Carson Daly, longtime host of NBC‘s late-night show Last Call, and host of the network’s primetime singing competition The Voice, has joined NBC News’ Today as its “digital doorman,” he said this morning. Daly will be holed up in this Orange Room on the struggling morning infotainment show’s new set, which will be unveiled Monday. “Orange Room,” NBC said this morning, “is the nexus point between the Today audience and the show, embracing the many ways that viewers seek out and share news across all media and allowing the show and its fans to connect in a variety of new ways. In a casual, lounge-like setting, the Orange Room will also be a hub of emerging technology, equipped for everything from social media hangouts, to extended live-stream interviews with Today guests, analysis of real-time social data and reactions from the web, as well as the home for Today’s original digital franchises.” Pop quiz tomorrow.

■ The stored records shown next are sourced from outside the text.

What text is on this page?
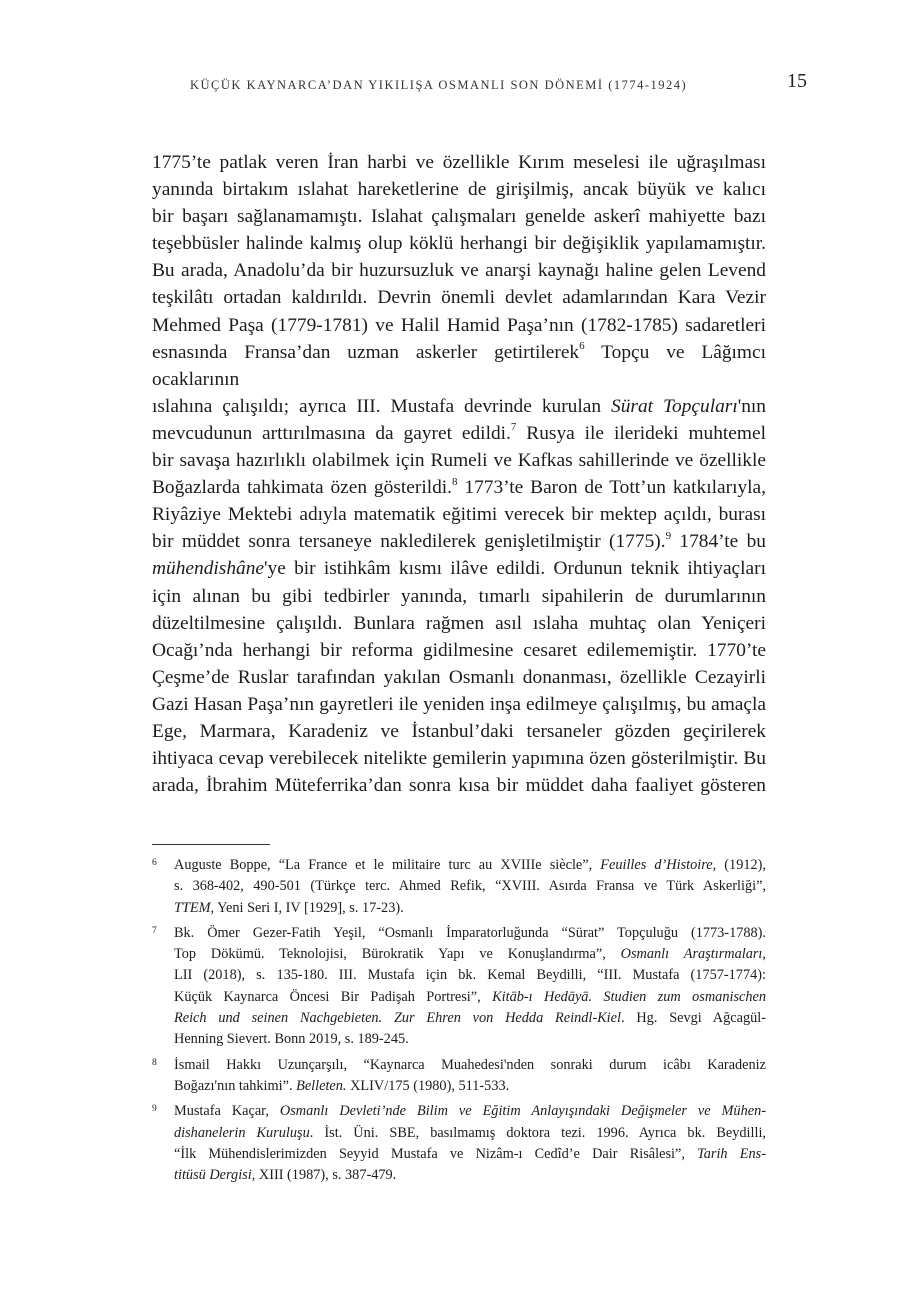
KÜÇÜK KAYNARCA’DAN YIKILIŞA OSMANLI SON DÖNEMİ (1774-1924)	15
1775’te patlak veren İran harbi ve özellikle Kırım meselesi ile uğraşılması
yanında birtakım ıslahat hareketlerine de girişilmiş, ancak büyük ve kalıcı
bir başarı sağlanamamıştı. Islahat çalışmaları genelde askerî mahiyette bazı
teşebbüsler halinde kalmış olup köklü herhangi bir değişiklik yapılamamıştır.
Bu arada, Anadolu’da bir huzursuzluk ve anarşi kaynağı haline gelen Levend
teşkilâtı ortadan kaldırıldı. Devrin önemli devlet adamlarından Kara Vezir
Mehmed Paşa (1779-1781) ve Halil Hamid Paşa’nın (1782-1785) sadaretleri
esnasında Fransa’dan uzman askerler getirtilerek$^6$ Topçu ve Lâğımcı ocaklarının
ıslahına çalışıldı; ayrıca III. Mustafa devrinde kurulan Sürat Topçuları'nın
mevcudunun arttırılmasına da gayret edildi.$^7$ Rusya ile ilerideki muhtemel
bir savaşa hazırlıklı olabilmek için Rumeli ve Kafkas sahillerinde ve özellikle
Boğazlarda tahkimata özen gösterildi.$^8$ 1773’te Baron de Tott’un katkılarıyla,
Riyâziye Mektebi adıyla matematik eğitimi verecek bir mektep açıldı, burası
bir müddet sonra tersaneye nakledilerek genişletilmiştir (1775).$^9$ 1784’te bu
mühendishâne'ye bir istihkâm kısmı ilâve edildi. Ordunun teknik ihtiyaçları
için alınan bu gibi tedbirler yanında, tımarlı sipahilerin de durumlarının
düzeltilmesine çalışıldı. Bunlara rağmen asıl ıslaha muhtaç olan Yeniçeri
Ocağı’nda herhangi bir reforma gidilmesine cesaret edilememiştir. 1770’te
Çeşme’de Ruslar tarafından yakılan Osmanlı donanması, özellikle Cezayirli
Gazi Hasan Paşa’nın gayretleri ile yeniden inşa edilmeye çalışılmış, bu amaçla
Ege, Marmara, Karadeniz ve İstanbul’daki tersaneler gözden geçirilerek
ihtiyaca cevap verebilecek nitelikte gemilerin yapımına özen gösterilmiştir. Bu
arada, İbrahim Müteferrika’dan sonra kısa bir müddet daha faaliyet gösteren
6 Auguste Boppe, “La France et le militaire turc au XVIIIe siècle”, Feuilles d’Histoire, (1912),
s. 368-402, 490-501 (Türkçe terc. Ahmed Refik, “XVIII. Asırda Fransa ve Türk Askerliği”,
TTEM, Yeni Seri I, IV [1929], s. 17-23).
7 Bk. Ömer Gezer-Fatih Yeşil, “Osmanlı İmparatorluğunda “Sürat” Topçuluğu (1773-1788).
Top Dökümü. Teknolojisi, Bürokratik Yapı ve Konuşlandırma”, Osmanlı Araştırmaları,
LII (2018), s. 135-180. III. Mustafa için bk. Kemal Beydilli, “III. Mustafa (1757-1774):
Küçük Kaynarca Öncesi Bir Padişah Portresi”, Kitāb-ı Hedāyā. Studien zum osmanischen
Reich und seinen Nachgebieten. Zur Ehren von Hedda Reindl-Kiel. Hg. Sevgi Ağcagül-
Henning Sievert. Bonn 2019, s. 189-245.
8 İsmail Hakkı Uzunçarşılı, “Kaynarca Muahedesi'nden sonraki durum icâbı Karadeniz
Boğazı'nın tahkimi”. Belleten. XLIV/175 (1980), 511-533.
9 Mustafa Kaçar, Osmanlı Devleti’nde Bilim ve Eğitim Anlayışındaki Değişmeler ve Mühen-
dishanelerin Kuruluşu. İst. Üni. SBE, basılmamış doktora tezi. 1996. Ayrıca bk. Beydilli,
“İlk Mühendislerimizden Seyyid Mustafa ve Nizâm-ı Cedîd’e Dair Risâlesi”, Tarih Ens-
titüsü Dergisi, XIII (1987), s. 387-479.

It’s probably no coincidence NBC tossed out its latest Today show bright shiny light the same day ABC was set to issue its weekly morning infotainment-show ratings report. In the report, ABC notes that, season-to-date, GMA is seeing its largest overall season audience in more than 21 years and its best 25-54 performance in five years, and that it has had the largest overall audience among morning infotainment shows the past 55 consecutive weeks — and that GoodMorningAmerica.com on Yahoo! reached 22 million users last month, and is the No. 1 morning-news website, beating Today.com by millions of viewers each month.
UPDATE: Today’s announcement throws into question — again — the fate of Last Call. Daly’s out as host, but will remain an exec producer on the show, the network said this morning, adding that a “transition” plan would be announced “at a later date” — which industry insiders assume means “lickety split” since the show should already have gone into production for its new season. It’s not the first time Last Call has been on the block. What started as a straight talk show, morphed into a half-hour mix of interviews and pre-taped location music performances over the years as ratings declined and budgets were cut. When it debuted way back in 2002, Last Call clocked about 1.4 million viewers – 417,000 of them in the target 18-34 demo (and 850,000 of them in the 18-49 demo). It peaked in ’04 with an average audience of 1.6 million (525,000 in 18-34), but has been sliding slowly since. This season it’s averaging 875,000 viewers (149,000 in 18-34). That said, for the first 10 weeks of the third quarter, Last Call has moved ahead of CBS’s Late Late Show by a teensy margin in 18-34 (145,000 vs. 144,000).